Public Outreach and Input
From the start, public input was treated as an integral part of the design process by both URS and KCWSD. Technical design tasks were combined with extensive community involvement to gain support from neighboring residents and businesses and to measure how well the public involvement approaches were working in rallying support for the project. Outreach activities included offsite community meetings, front yard street meetings with residents, recruitment of block captains, engagement with neighborhood associations, door-to-door meetings with business owners, and distribution of information materials through numerous media including online, mailings, and door hangers.

Credit: Todd Bond, URS
Below-grade storage pipe installed beneath a number of curb extensions and bioretention gardens

While the pilot project was developed to address sewer overflows, residents expressed concerns over day-to-day neighborhood issues such as damaged sidewalks, street repairs, and cars speeding through the community. KCWSD and URS opted to address these concerns with additional sustainable solutions to integrate streetscape improvements into the design.
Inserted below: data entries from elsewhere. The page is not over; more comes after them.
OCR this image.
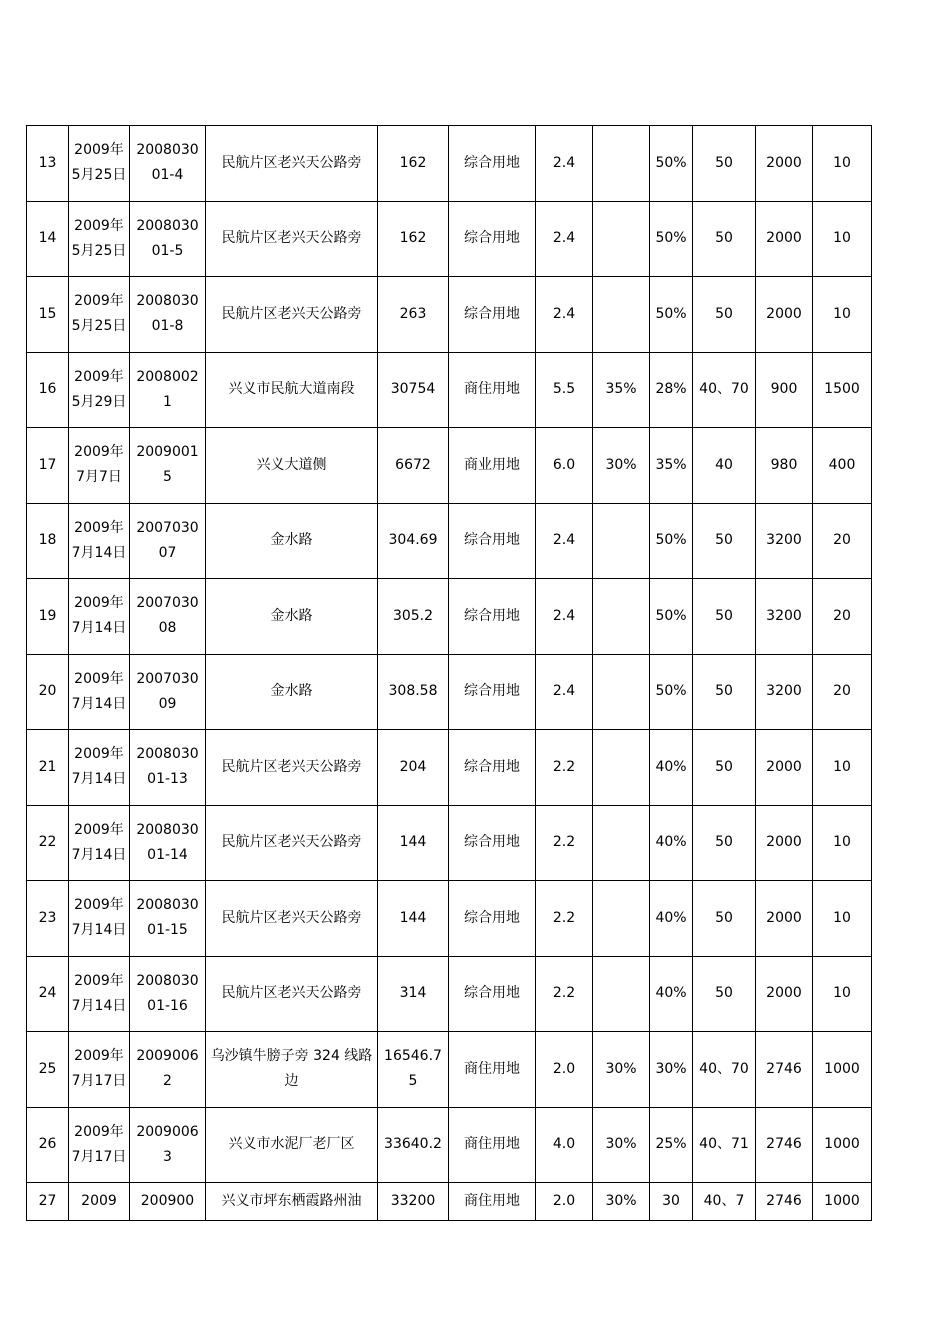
13	2009年5月25日	200803001-4	民航片区老兴天公路旁	162	综合用地	2.4		50%	50	2000	10
14	2009年5月25日	200803001-5	民航片区老兴天公路旁	162	综合用地	2.4		50%	50	2000	10
15	2009年5月25日	200803001-8	民航片区老兴天公路旁	263	综合用地	2.4		50%	50	2000	10
16	2009年5月29日	20080021	兴义市民航大道南段	30754	商住用地	5.5	35%	28%	40、70	900	1500
17	2009年7月7日	20090015	兴义大道侧	6672	商业用地	6.0	30%	35%	40	980	400
18	2009年7月14日	200703007	金水路	304.69	综合用地	2.4		50%	50	3200	20
19	2009年7月14日	200703008	金水路	305.2	综合用地	2.4		50%	50	3200	20
20	2009年7月14日	200703009	金水路	308.58	综合用地	2.4		50%	50	3200	20
21	2009年7月14日	200803001-13	民航片区老兴天公路旁	204	综合用地	2.2		40%	50	2000	10
22	2009年7月14日	200803001-14	民航片区老兴天公路旁	144	综合用地	2.2		40%	50	2000	10
23	2009年7月14日	200803001-15	民航片区老兴天公路旁	144	综合用地	2.2		40%	50	2000	10
24	2009年7月14日	200803001-16	民航片区老兴天公路旁	314	综合用地	2.2		40%	50	2000	10
25	2009年7月17日	20090062	乌沙镇牛膀子旁 324 线路边	16546.75	商住用地	2.0	30%	30%	40、70	2746	1000
26	2009年7月17日	20090063	兴义市水泥厂老厂区	33640.2	商住用地	4.0	30%	25%	40、71	2746	1000
27	2009	200900	兴义市坪东栖霞路州油	33200	商住用地	2.0	30%	30	40、7	2746	1000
These improvements, which included new sidewalks, porous sidewalks to collect stormwater, street repairs, curb extensions with stormwater BMPs to slow traffic while collecting runoff, and rain gardens integrated into the landscaping, further demonstrate that stormwater improvements can benefit communities beyond just improving water flows. KCWSD’s public involvement team also partnered with EPA to encourage residential downspout disconnections and the installation of residential rain barrels and rain gardens.

Beyond the Pilot Project
This pilot project is simply the beginning of a large effort to address the CSO and sanitary sewer overflows (SSOs) in the city. Kansas City is proceeding with its long-range effort to implement overflow measures intended to eliminate a substantial percentage of CSOs and SSOs by the end of 2035. The CSO program, combined with existing controls, will eliminate or capture for treatment approximately 88% of the typical wet-weather flows in the city’s combined sewer system. The OCP includes specific requirements for:

  • Sewer separation and repair projects,
  • Construction or expansion of treatment facilities,
  • Development of diversion structures to reroute wet-weather flows,
  • Construction of tunnels and storage tanks to provide additional capacity for wet-weather flows,
  • Improvements to control systems, and
  • Sewer rehabilitation projects.
Credit: David Dods, URS
Checking grades in rain gardens

These conventional infrastructure improvements will proceed as planned. However, with lessons learned from the Middle Blue River Basin Green Solutions Pilot Project, Kansas City will continue to integrate green solutions throughout the city and apply the most effective, financially responsible and aesthetic approaches to begin reducing flows to the collection system while also revitalizing neighborhoods throughout the region.

The Project Team
Leading the project for Kansas City’s Water Services Department are Terry Leeds, P.E., director, and Reddy, project manager. The design team on the project was led by URS Corporation of Overland Park, with support from DRG Engineers, Taliaferro & Browne, and Vireo Consultants of Kansas City, plus Barr Engineering from Minneapolis, MN. The public involvement team included Shockey Consulting Services, Parson & Associates, and Libretto Communications.

Acknowledgement
URS thanks the designers of the Burnsville study, Kurt Leuthold and Fred Rozumalski of Barr Engineering, who generously shared their experience and lessons learned during the design phase of the Kansas City project.

About the Author

David Dods and Jessi Veach

David Dods is a senior environmental engineer with URS Corporation in Overland Park, KS. He leads the URS Green Solutions team in the Kansas City region. Jessi Veach, E.I.T., is a civil engineer in the same group.